To learn more about the details of each module, please check their own sections in this documentation.

Create a workload⚓︎

Defining a workload type usually requires these top-level parameters.

Parameter Type Required
executor URL
output URL prefix
pipeline pipeline
project text
common object
input URL prefix
items object

The parameters are used this way.

  • The executor URL specifies the Cromwell instance or other execution engine to service the workload.
  • The output URL prefix specifies the path you'd like WFL to dump the results to. It usually is a gs bucket.
  • The pipeline enumeration implicitly identifies a data schema for the inputs to and outputs from the workload. You can think of it as the kind of workflow specified for the workload.
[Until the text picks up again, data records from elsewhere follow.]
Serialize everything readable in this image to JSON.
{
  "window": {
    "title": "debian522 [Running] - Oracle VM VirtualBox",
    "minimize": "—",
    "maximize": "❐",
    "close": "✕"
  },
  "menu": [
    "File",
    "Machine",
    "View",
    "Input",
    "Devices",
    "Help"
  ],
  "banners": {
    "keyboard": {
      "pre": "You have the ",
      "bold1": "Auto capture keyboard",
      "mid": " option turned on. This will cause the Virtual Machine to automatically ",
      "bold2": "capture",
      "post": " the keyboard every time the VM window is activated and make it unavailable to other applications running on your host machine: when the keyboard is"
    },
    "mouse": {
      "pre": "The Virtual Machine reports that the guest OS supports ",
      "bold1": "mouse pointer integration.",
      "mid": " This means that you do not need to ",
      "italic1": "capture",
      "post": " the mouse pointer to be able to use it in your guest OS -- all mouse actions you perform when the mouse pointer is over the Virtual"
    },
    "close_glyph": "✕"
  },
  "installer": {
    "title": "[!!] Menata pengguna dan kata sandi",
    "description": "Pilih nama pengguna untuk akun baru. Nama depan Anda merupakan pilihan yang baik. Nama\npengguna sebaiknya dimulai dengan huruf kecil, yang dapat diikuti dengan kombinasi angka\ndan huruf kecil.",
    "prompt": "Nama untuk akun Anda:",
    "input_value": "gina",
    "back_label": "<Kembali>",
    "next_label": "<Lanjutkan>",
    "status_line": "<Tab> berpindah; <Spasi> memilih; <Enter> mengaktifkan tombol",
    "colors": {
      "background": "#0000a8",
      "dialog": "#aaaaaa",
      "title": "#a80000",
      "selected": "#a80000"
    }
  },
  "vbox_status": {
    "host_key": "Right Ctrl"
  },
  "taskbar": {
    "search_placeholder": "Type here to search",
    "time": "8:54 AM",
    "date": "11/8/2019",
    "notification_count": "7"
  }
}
People sometimes refer to this as the tag in that it is a well-known name for a Cromwell pipeline defined in WDL. You might also think of pipeline as the external or official name of a WFL processing module.
  • The project is just some text to identify a researcher, billing entity, or cost object responsible for the workload.
  • The common is something common for all of the samples, such as the workflow options. For more details, check the docs for the specific type of workload you are trying to submit.
  • The input URL prefix specifies the path you'd like WFL to read (a batch of) sample(s) from. It usually is a gs bucket.
  • The items is used to configure individual units of a workload. You can use it to tell WFL to treat arbitrary parts of the workload sepcially. For more details, check the docs for the specific type of workload you are trying to submit.